His words sank into her soul, and she felt a peace she hadn't felt since seeing that note. She felt whole and she felt right. And it was Adam who gave that to her. Who showed her that truth. And she loved him with a love that was staggering. She twisted in his hold, facing him, pressing her body as close to his as was humanly possible.
Loving him more than she loved life itself. Tears were there, sliding down her cheeks, but there was no misery in her, just thanksgiving. “Adam, I realize what I have to do now,” she whispered.

He gazed at her. “I know. I'll find a car, some way to get you home.”

“No, that's not what I meant,” she said, resting her hands on his bare chest, feeling his heart, wondering how his heart could feel so much like hers.

“What do you mean?”

“I want to call home. I need to. You understand that, don't you?”

“I told you I do.”

“But what you don't understand is, it's okay not to go if Grace says she's got things under control. It's okay to stay here, you and me.”

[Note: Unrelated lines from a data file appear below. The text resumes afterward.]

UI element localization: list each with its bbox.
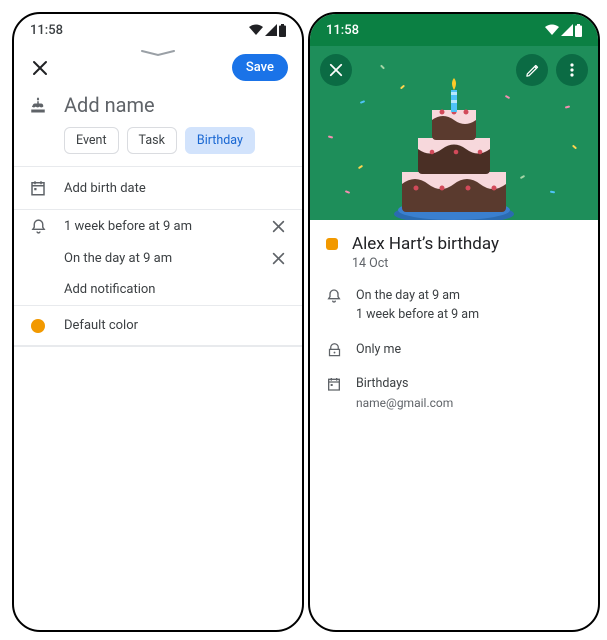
chip-task[interactable]: Task [127, 127, 177, 154]
cake-illustration [384, 72, 524, 220]
close-button[interactable] [28, 56, 52, 80]
edit-button[interactable] [516, 54, 548, 86]
battery-icon [279, 24, 286, 37]
notification-2: 1 week before at 9 am [356, 306, 479, 325]
birth-date-row[interactable]: Add birth date [14, 167, 302, 209]
signal-icon [265, 24, 277, 36]
notification-row-2[interactable]: On the day at 9 am [14, 243, 302, 274]
more-vert-icon [570, 63, 574, 77]
status-time: 11:58 [30, 23, 63, 38]
notification-2-remove[interactable] [268, 252, 288, 265]
wifi-icon [545, 24, 559, 36]
hero-actions [320, 54, 588, 86]
type-chips: Event Task Birthday [14, 127, 302, 166]
lock-icon [326, 342, 342, 358]
color-dot-icon [28, 319, 48, 333]
section-color: Default color [14, 305, 302, 345]
close-button[interactable] [320, 54, 352, 86]
notification-1-remove[interactable] [268, 220, 288, 233]
event-title: Alex Hart’s birthday [352, 234, 499, 254]
hero-image [310, 46, 598, 220]
chip-event[interactable]: Event [64, 127, 119, 154]
notification-1: On the day at 9 am [356, 287, 479, 306]
calendar-icon [28, 179, 48, 197]
pencil-icon [525, 63, 540, 78]
privacy-row[interactable]: Only me [326, 325, 582, 360]
bell-icon [28, 218, 48, 235]
status-time: 11:58 [326, 23, 359, 38]
calendar-name: Birthdays [356, 375, 453, 394]
title-row[interactable]: Add name [14, 87, 302, 127]
event-body: Alex Hart’s birthday 14 Oct On the day a… [310, 220, 598, 412]
save-button[interactable]: Save [232, 54, 288, 81]
notifications-row[interactable]: On the day at 9 am 1 week before at 9 am [326, 271, 582, 325]
close-icon [329, 63, 343, 77]
close-icon [272, 220, 285, 233]
drag-handle-icon [141, 50, 175, 56]
chip-birthday[interactable]: Birthday [185, 127, 255, 154]
notification-row-1[interactable]: 1 week before at 9 am [14, 210, 302, 243]
event-date: 14 Oct [352, 256, 499, 271]
notification-1-label: 1 week before at 9 am [64, 219, 252, 234]
add-notification-label: Add notification [64, 282, 288, 297]
phone-view-birthday: 11:58 [308, 12, 600, 632]
event-title-row: Alex Hart’s birthday 14 Oct [326, 234, 582, 271]
close-icon [32, 60, 48, 76]
status-icons [545, 24, 582, 37]
privacy-label: Only me [356, 341, 401, 360]
more-button[interactable] [556, 54, 588, 86]
bell-icon [326, 288, 342, 304]
wifi-icon [249, 24, 263, 36]
add-notification-row[interactable]: Add notification [14, 274, 302, 305]
phone-create-birthday: 11:58 Save Add name Event Task Birthday … [12, 12, 304, 632]
status-bar: 11:58 [310, 14, 598, 46]
calendar-email: name@gmail.com [356, 394, 453, 412]
color-dot-icon [326, 238, 338, 250]
section-notifications: 1 week before at 9 am On the day at 9 am… [14, 209, 302, 305]
section-date: Add birth date [14, 166, 302, 209]
birth-date-label: Add birth date [64, 181, 288, 196]
color-label: Default color [64, 318, 288, 333]
name-input[interactable]: Add name [64, 93, 155, 117]
signal-icon [561, 24, 573, 36]
calendar-row[interactable]: Birthdays name@gmail.com [326, 359, 582, 412]
calendar-icon [326, 376, 342, 392]
status-icons [249, 24, 286, 37]
color-row[interactable]: Default color [14, 306, 302, 345]
cake-icon [28, 96, 48, 114]
notification-2-label: On the day at 9 am [64, 251, 252, 266]
battery-icon [575, 24, 582, 37]
status-bar: 11:58 [14, 14, 302, 46]
close-icon [272, 252, 285, 265]
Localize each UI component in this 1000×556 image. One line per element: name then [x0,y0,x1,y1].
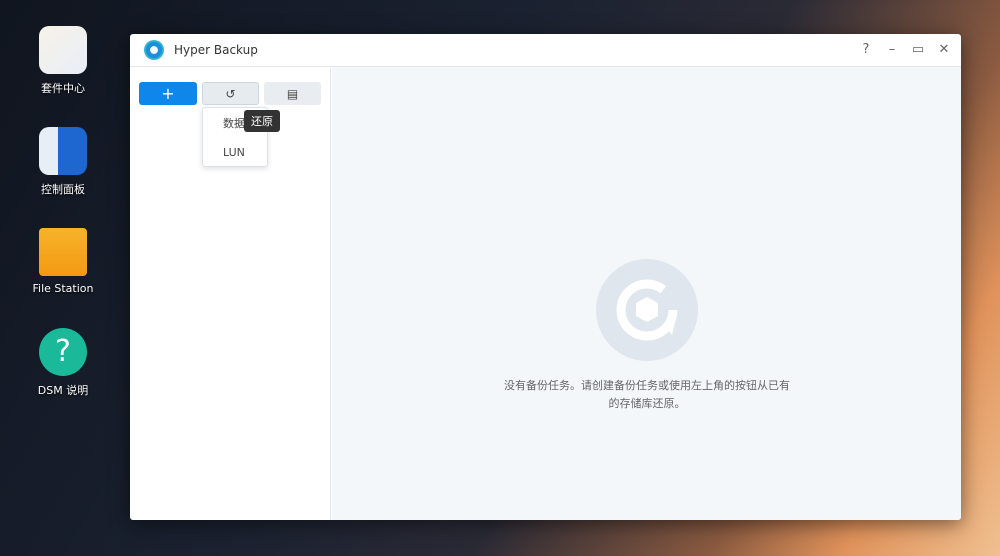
desktop-icon-label: 控制面板 [41,183,85,196]
desktop-icon-label: DSM 说明 [37,384,89,397]
restore-icon: ↺ [225,86,236,101]
window-title: Hyper Backup [174,43,258,57]
desktop-icon-package-center[interactable]: 套件中心 [20,26,106,96]
control-panel-icon [39,127,87,175]
folder-icon [39,228,87,276]
restore-button[interactable]: ↺ [202,82,259,105]
menu-item-lun[interactable]: LUN [203,140,267,166]
backup-empty-icon [596,259,698,361]
main-panel: 没有备份任务。请创建备份任务或使用左上角的按钮从已有的存储库还原。 [332,67,961,520]
desktop-icon-label: 套件中心 [41,82,85,95]
tooltip: 还原 [244,110,280,132]
maximize-button[interactable]: ▭ [911,42,925,57]
log-button[interactable]: ▤ [264,82,321,105]
task-list-panel: + ↺ ▤ 数据 LUN 还原 [130,67,331,520]
hyper-backup-window: Hyper Backup ? – ▭ ✕ + ↺ ▤ 数据 LUN 还原 没有备… [130,34,961,520]
desktop-icon-dsm-help[interactable]: ? DSM 说明 [20,328,106,398]
document-icon: ▤ [286,86,299,101]
add-button[interactable]: + [139,82,197,105]
title-bar[interactable]: Hyper Backup ? – ▭ ✕ [130,34,961,67]
close-button[interactable]: ✕ [937,42,951,57]
help-button[interactable]: ? [859,42,873,57]
desktop-icon-label: File Station [32,282,94,295]
help-icon: ? [39,328,87,376]
hyper-backup-logo-icon [144,40,164,60]
package-center-icon [39,26,87,74]
empty-message: 没有备份任务。请创建备份任务或使用左上角的按钮从已有的存储库还原。 [504,379,790,410]
desktop-icon-control-panel[interactable]: 控制面板 [20,127,106,197]
desktop-icon-file-station[interactable]: File Station [20,228,106,295]
minimize-button[interactable]: – [885,42,899,57]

“Maggie, you can go if I can find a car. Maybe I'll call Dad or have some neighbor come over, but you'll go.”

“Give me the phone,” she said, moving away from him and holding out her hand. “Just give it to me.”

He stared at her for a long moment, then turned, reached for the phone he'd dropped on a chair nearby, then handed it to her. “Here.”

She put in their home number, then pressed Send and looked at him. She never looked away as she heard the ringing. Then Grace answered.